Poco Orange, molto Black
Dopo una terza stagione per molti deludente, Orange Is The New Black torna sui suoi passi e alza di nuovo l'asticella, regalando una qualità inaspettata che mostra come la longevità di questo show stia proprio nella diversità del collettivo: Jenji Kohan riesce più che mai in quest'ultima stagione a non focalizzare l'attenzione né su Piper (sempre meno protagonista e sempre più parte di una comune) né su un particolare gruppo di detenute, rendendo protagoniste al contrario le sensazioni più che i personaggi. Ognuna delle donne ha un ruolo importante, e l'equilibrio tra loro funziona perfettamente: è questa coralità l'aspetto più convincente di questi ultimi episodi, che sicuramente lasciano ben sperare per i prossimi tre anni considerando che la serie è stata già rinnovata fino alla settima stagione.
A confermare questo nuovo corso che regala attenzione al collettivo, finalmente appare funzionale anche l'ala di massima sicurezza; nelle prime tre stagioni è stata trattata come un mito lontano ma ora, soprattutto grazie a Sophia, entra di diritto nelle vicende delle detenute espandendo anche l'area di gioco delle autrici, che continuano a lavorare con sempre più attenzione ai dettagli pur ampliando la visione collettiva.
Un gioco di testa
La coralità è tuttavia nulla senza un'ottima introspezione psicologica e, lasciando da parte l'egocentrismo di Piper, Jenji Kohan ha ottenuto un ottimo gioco di squadra sotto il profilo psicologico: ottime le storyline secondarie, soprattutto quella di Lolly e quella di Sophia (Laverne Cox), che nonostante non abbiano molto screen time riescono a rappresentare due complementarietà inaspettate, delicate pur nella loro difficoltà. Entrambe imprigionate, Sophia combatte con il corpo e Lolly combatte con la mente per tutta la stagione, finché i loro ruoli non finiranno per invertirsi verso il finale.

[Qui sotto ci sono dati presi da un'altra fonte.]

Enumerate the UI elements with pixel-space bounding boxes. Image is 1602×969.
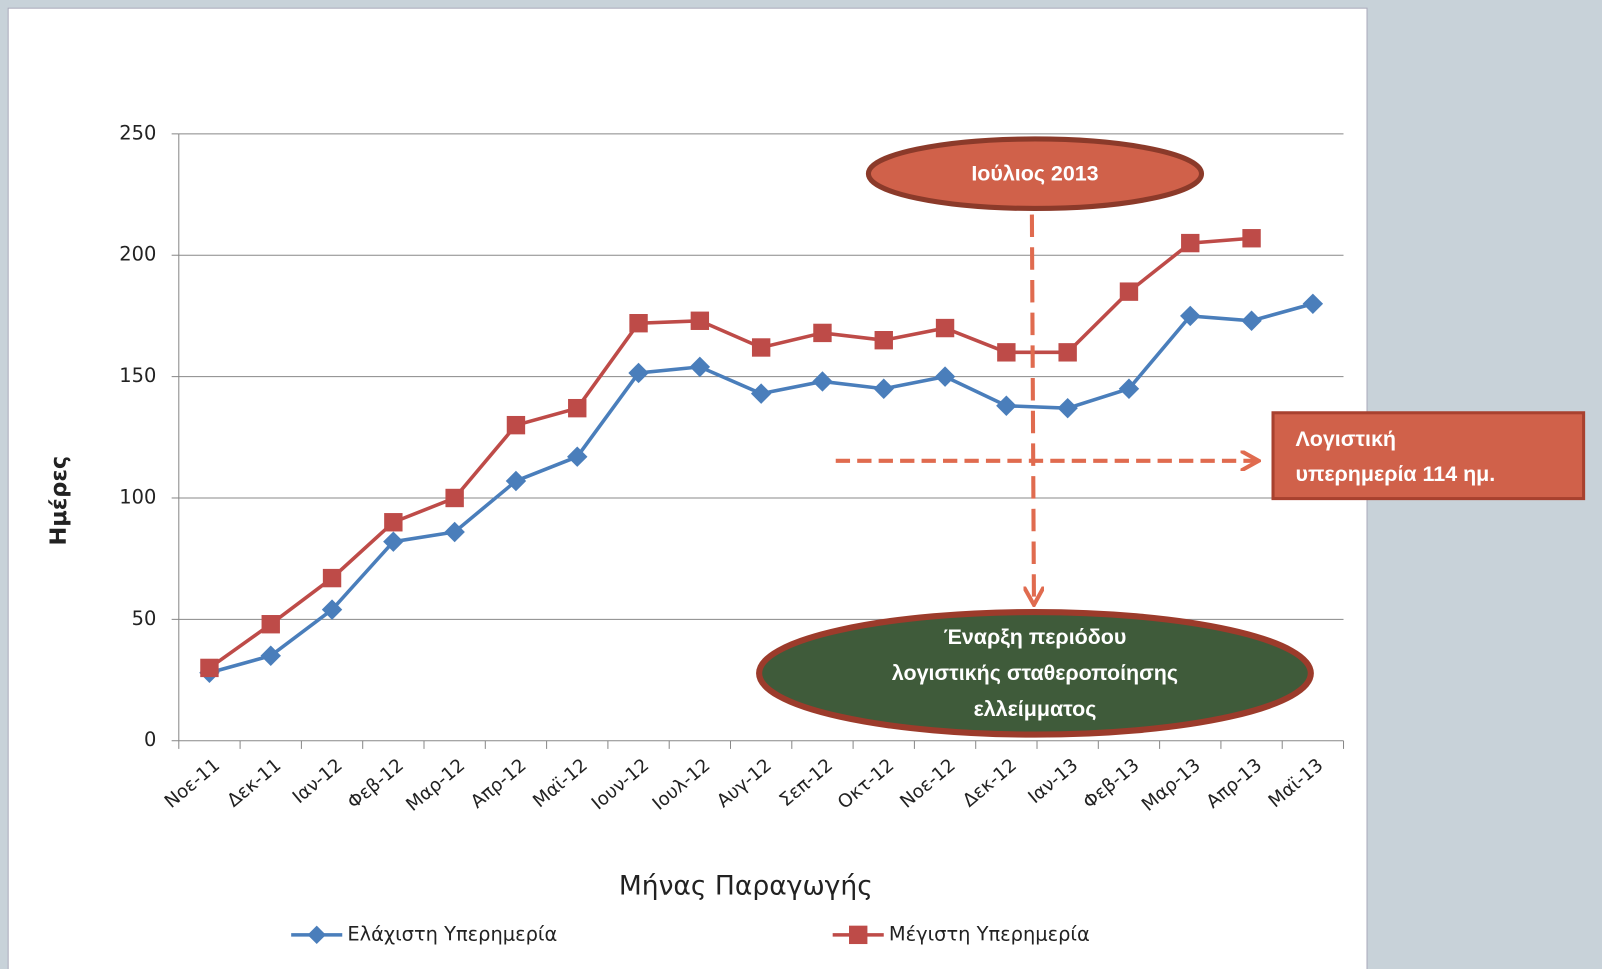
data-point (750, 383, 772, 404)
data-point (506, 415, 526, 435)
data-point (383, 531, 404, 552)
y-axis-title: Ημέρες (46, 456, 72, 546)
data-point (1242, 229, 1261, 248)
data-point (689, 356, 711, 378)
data-point (1057, 397, 1078, 419)
data-point (1180, 305, 1201, 327)
data-point (1118, 378, 1140, 399)
data-point (935, 318, 955, 338)
data-point (1119, 282, 1139, 301)
series-line (208, 236, 1252, 670)
data-point (874, 331, 893, 350)
legend-label: Ελάχιστη Υπερημερία (347, 922, 557, 945)
data-point (568, 398, 587, 418)
y-tick-label: 150 (119, 364, 156, 387)
y-tick-label: 50 (132, 607, 157, 630)
x-axis-title: Μήνας Παραγωγής (619, 870, 873, 901)
annotation-text: Λογιστική (1295, 427, 1396, 451)
data-point (445, 488, 464, 508)
data-point (1241, 310, 1262, 331)
data-point (384, 513, 403, 532)
annotation-text: λογιστικής σταθεροποίησης (892, 661, 1178, 685)
data-point (505, 470, 527, 492)
annotation-shape (756, 608, 1314, 738)
y-tick-label: 250 (119, 121, 156, 144)
annotation-text: Έναρξη περιόδου (944, 625, 1127, 649)
data-point (321, 599, 343, 620)
data-point (628, 362, 649, 384)
data-point (997, 343, 1016, 362)
data-point (1302, 293, 1324, 315)
data-point (934, 366, 956, 387)
data-point (1058, 343, 1077, 362)
data-point (751, 338, 771, 357)
data-point (813, 323, 832, 343)
data-point (200, 658, 219, 678)
legend-marker (849, 925, 868, 945)
y-tick-label: 100 (119, 485, 156, 508)
legend-label: Μέγιστη Υπερημερία (889, 922, 1090, 945)
annotation-text: ελλείμματος (974, 697, 1097, 721)
annotation-shape (1271, 411, 1586, 501)
data-point (873, 378, 894, 399)
y-tick-label: 0 (144, 728, 156, 751)
data-point (322, 568, 342, 588)
data-point (996, 395, 1017, 416)
data-point (261, 615, 280, 634)
data-point (812, 371, 833, 392)
legend-marker (307, 925, 326, 945)
data-point (260, 645, 281, 666)
data-point (690, 311, 710, 330)
data-point (1181, 233, 1200, 253)
annotation-shape (865, 136, 1205, 211)
annotation-text: Ιούλιος 2013 (971, 161, 1098, 185)
annotation-text: υπερημερία 114 ημ. (1295, 462, 1495, 486)
data-point (629, 314, 648, 333)
y-tick-label: 200 (119, 243, 156, 266)
annotations: Ιούλιος 2013 Λογιστική υπερημερία 114 ημ… (756, 136, 1586, 738)
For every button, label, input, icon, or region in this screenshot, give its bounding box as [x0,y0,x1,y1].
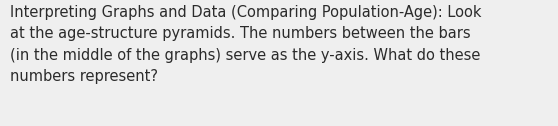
Text: Interpreting Graphs and Data (Comparing Population-Age): Look
at the age-structu: Interpreting Graphs and Data (Comparing … [10,5,482,84]
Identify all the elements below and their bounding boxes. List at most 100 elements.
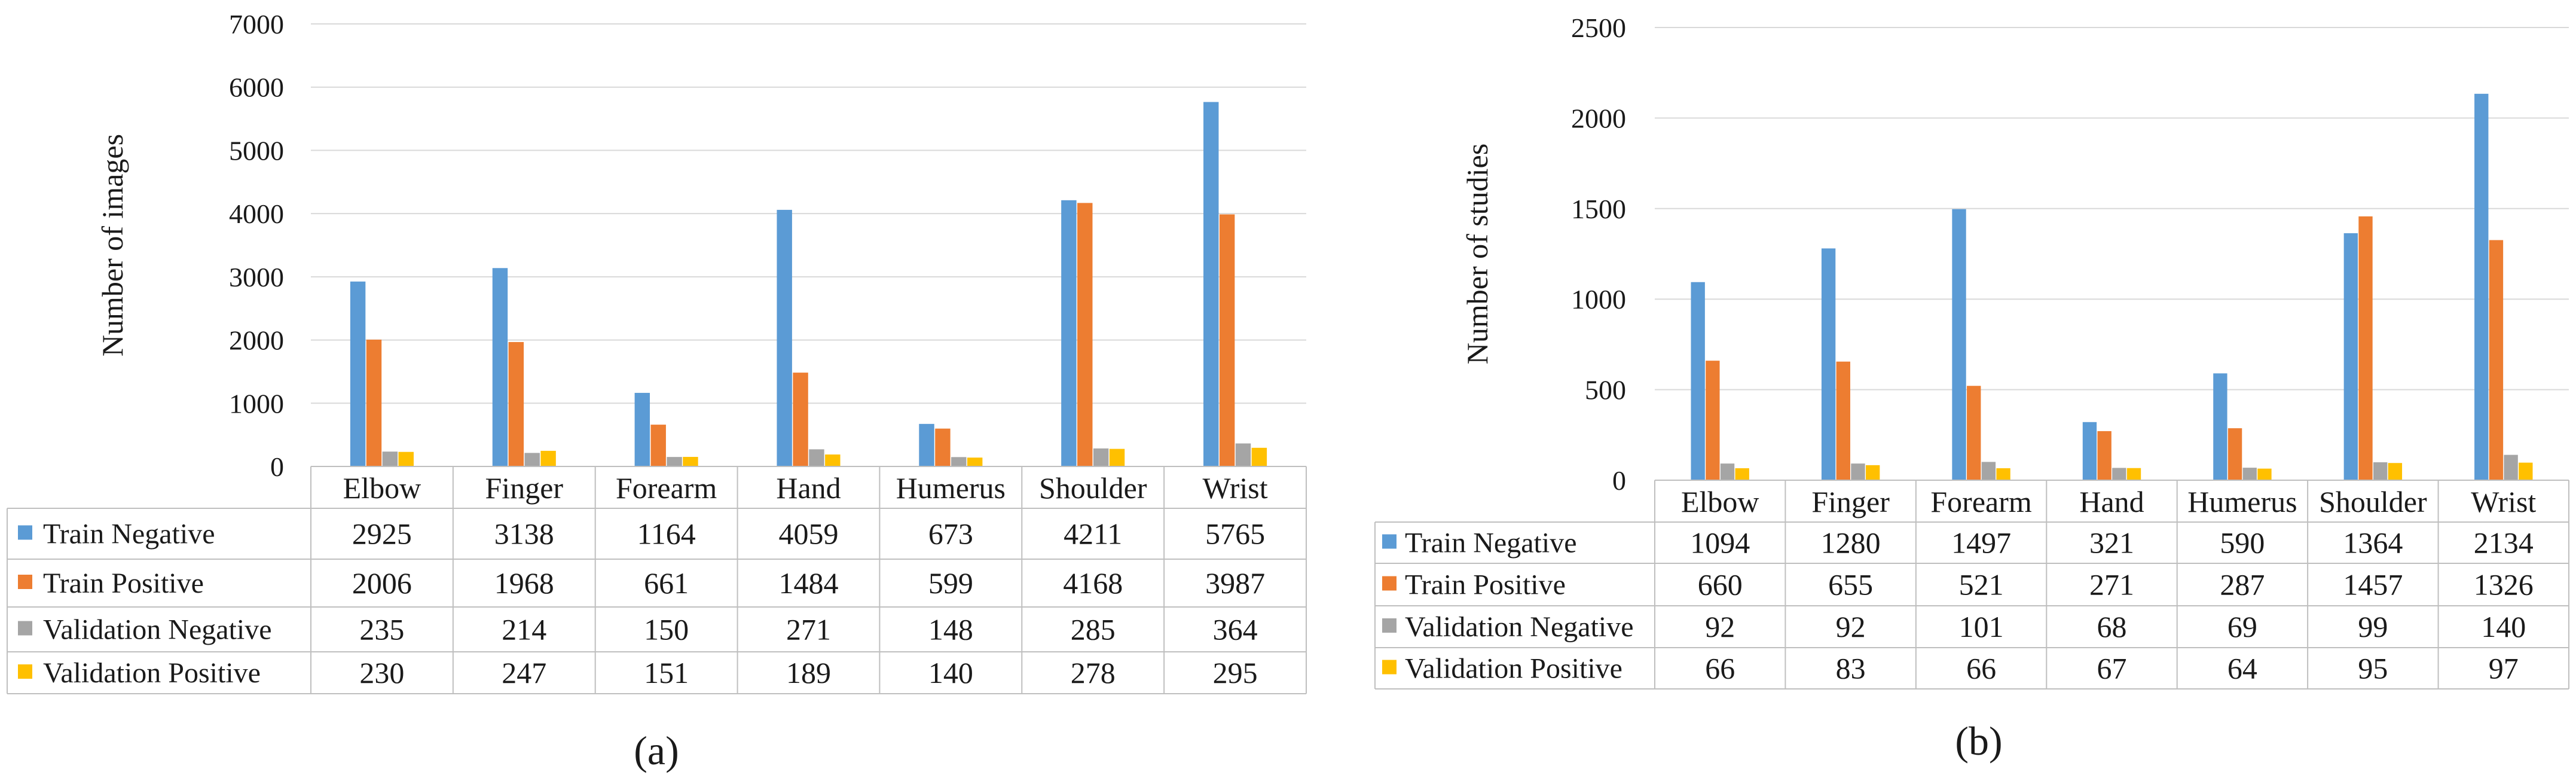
bar-validation-positive-elbow bbox=[398, 451, 414, 466]
y-tick-label: 2500 bbox=[1571, 13, 1626, 43]
bar-validation-positive-elbow bbox=[1735, 468, 1749, 480]
y-tick-label: 6000 bbox=[229, 72, 284, 103]
data-label: 140 bbox=[2481, 610, 2526, 643]
category-label: Wrist bbox=[1203, 471, 1268, 505]
data-label: 95 bbox=[2358, 652, 2388, 685]
legend-swatch bbox=[1382, 534, 1397, 549]
legend-label: Validation Positive bbox=[43, 657, 261, 689]
y-tick-label: 7000 bbox=[229, 9, 284, 39]
category-label: Shoulder bbox=[2319, 485, 2427, 518]
data-label: 67 bbox=[2097, 652, 2127, 685]
bar-validation-negative-elbow bbox=[382, 451, 398, 466]
bar-train-negative-hand bbox=[777, 209, 792, 466]
data-label: 66 bbox=[1705, 652, 1735, 685]
category-label: Hand bbox=[2079, 485, 2144, 518]
data-label: 92 bbox=[1705, 610, 1735, 643]
data-label: 66 bbox=[1966, 652, 1996, 685]
data-label: 230 bbox=[359, 656, 404, 690]
legend-label: Validation Negative bbox=[1405, 611, 1634, 643]
bar-train-positive-shoulder bbox=[2358, 216, 2373, 480]
data-label: 1497 bbox=[1951, 526, 2011, 560]
category-label: Forearm bbox=[1930, 485, 2031, 518]
data-label: 101 bbox=[1959, 610, 2004, 643]
legend-label: Train Positive bbox=[43, 568, 204, 599]
data-label: 4211 bbox=[1064, 517, 1122, 551]
bar-train-negative-humerus bbox=[2213, 373, 2227, 480]
bar-validation-negative-shoulder bbox=[1093, 448, 1109, 466]
category-label: Wrist bbox=[2471, 485, 2536, 518]
y-tick-label: 2000 bbox=[1571, 103, 1626, 133]
data-label: 2134 bbox=[2474, 526, 2534, 560]
chart-a: 0 1000 2000 3000 4000 5000 6000 7000 Number of i… bbox=[7, 9, 1307, 773]
category-label: Finger bbox=[1811, 485, 1890, 518]
legend-label: Validation Positive bbox=[1405, 653, 1622, 685]
legend-swatch bbox=[18, 575, 32, 589]
bar-validation-negative-wrist bbox=[1235, 443, 1251, 466]
bar-train-positive-forearm bbox=[1967, 386, 1981, 480]
data-label: 278 bbox=[1071, 656, 1116, 690]
data-label: 3138 bbox=[494, 517, 554, 551]
category-label: Humerus bbox=[2187, 485, 2297, 518]
bar-validation-negative-humerus bbox=[2242, 468, 2257, 480]
bar-train-negative-finger bbox=[492, 268, 508, 466]
bar-train-positive-hand bbox=[2097, 431, 2111, 480]
data-label: 1457 bbox=[2343, 568, 2403, 602]
bar-train-negative-humerus bbox=[919, 423, 934, 466]
bar-validation-positive-shoulder bbox=[1109, 449, 1125, 466]
data-label: 590 bbox=[2220, 526, 2265, 560]
legend-label: Train Negative bbox=[43, 518, 215, 550]
data-label: 287 bbox=[2220, 568, 2265, 602]
data-label: 5765 bbox=[1205, 517, 1265, 551]
category-label: Hand bbox=[776, 471, 841, 505]
data-label: 1280 bbox=[1821, 526, 1881, 560]
bar-validation-positive-forearm bbox=[683, 457, 698, 466]
bar-validation-negative-finger bbox=[1851, 463, 1865, 480]
bar-validation-positive-finger bbox=[540, 450, 556, 466]
data-label: 1968 bbox=[494, 566, 554, 600]
data-label: 521 bbox=[1959, 568, 2004, 602]
bar-train-positive-elbow bbox=[366, 339, 382, 466]
bar-train-positive-wrist bbox=[2489, 240, 2504, 480]
y-tick-label: 500 bbox=[1585, 375, 1626, 405]
data-label: 151 bbox=[644, 656, 689, 690]
y-tick-label: 0 bbox=[1612, 465, 1626, 496]
bar-train-negative-elbow bbox=[350, 281, 366, 466]
data-label: 148 bbox=[928, 613, 973, 646]
data-label: 97 bbox=[2489, 652, 2519, 685]
y-axis-title: Number of studies bbox=[1460, 144, 1494, 364]
data-label: 92 bbox=[1836, 610, 1866, 643]
category-label: Elbow bbox=[1681, 485, 1759, 518]
data-label: 1164 bbox=[637, 517, 696, 551]
data-label: 271 bbox=[786, 613, 831, 646]
legend-swatch bbox=[1382, 660, 1397, 675]
bar-train-positive-finger bbox=[508, 341, 524, 466]
bar-train-negative-forearm bbox=[634, 392, 650, 466]
bar-validation-negative-elbow bbox=[1720, 463, 1735, 480]
y-tick-label: 1000 bbox=[229, 388, 284, 419]
data-label: 655 bbox=[1828, 568, 1873, 602]
y-tick-label: 1000 bbox=[1571, 284, 1626, 315]
data-label: 1364 bbox=[2343, 526, 2403, 560]
category-label: Forearm bbox=[616, 471, 717, 505]
data-label: 247 bbox=[502, 656, 546, 690]
data-label: 673 bbox=[928, 517, 973, 551]
bar-validation-positive-hand bbox=[825, 454, 841, 466]
category-label: Elbow bbox=[343, 471, 421, 505]
bar-train-negative-finger bbox=[1821, 248, 1836, 480]
data-label: 140 bbox=[928, 656, 973, 690]
bar-train-positive-wrist bbox=[1219, 214, 1235, 466]
y-tick-label: 3000 bbox=[229, 262, 284, 292]
bar-train-negative-wrist bbox=[2474, 93, 2489, 480]
data-label: 321 bbox=[2089, 526, 2134, 560]
bar-validation-positive-humerus bbox=[2257, 468, 2272, 480]
data-label: 150 bbox=[644, 613, 689, 646]
data-label: 189 bbox=[786, 656, 831, 690]
bar-train-positive-hand bbox=[793, 373, 808, 466]
data-label: 83 bbox=[1836, 652, 1866, 685]
data-label: 285 bbox=[1071, 613, 1116, 646]
category-label: Humerus bbox=[896, 471, 1006, 505]
bar-validation-positive-wrist bbox=[2519, 462, 2533, 480]
data-label: 235 bbox=[359, 613, 404, 646]
data-label: 1094 bbox=[1690, 526, 1750, 560]
panel-caption: (b) bbox=[1955, 718, 2002, 764]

Regalando più spazio anche a Red (Kate Mulgrew) e Nicky (Natasha Lyonne) il reparto sceneggiatura dimostra una volta ancora di saper portare avanti la psicologia dei personaggi senza mai dimenticare da dove vengono e tutto ciò che è accaduto loro per farle agire in determinati modi. Grazie a loro la discesa verso l'inferno è stata lenta ma inesorabile, e ci si ritrova alla fine della stagione con un ottimo materiale tra le mani, che continua a non stancare ma al contrario sorprende, soprattutto nel finale. Black, stavolta per davvero, lasciando lo spettatore a leccarsi le ferite fino al prossimo anno.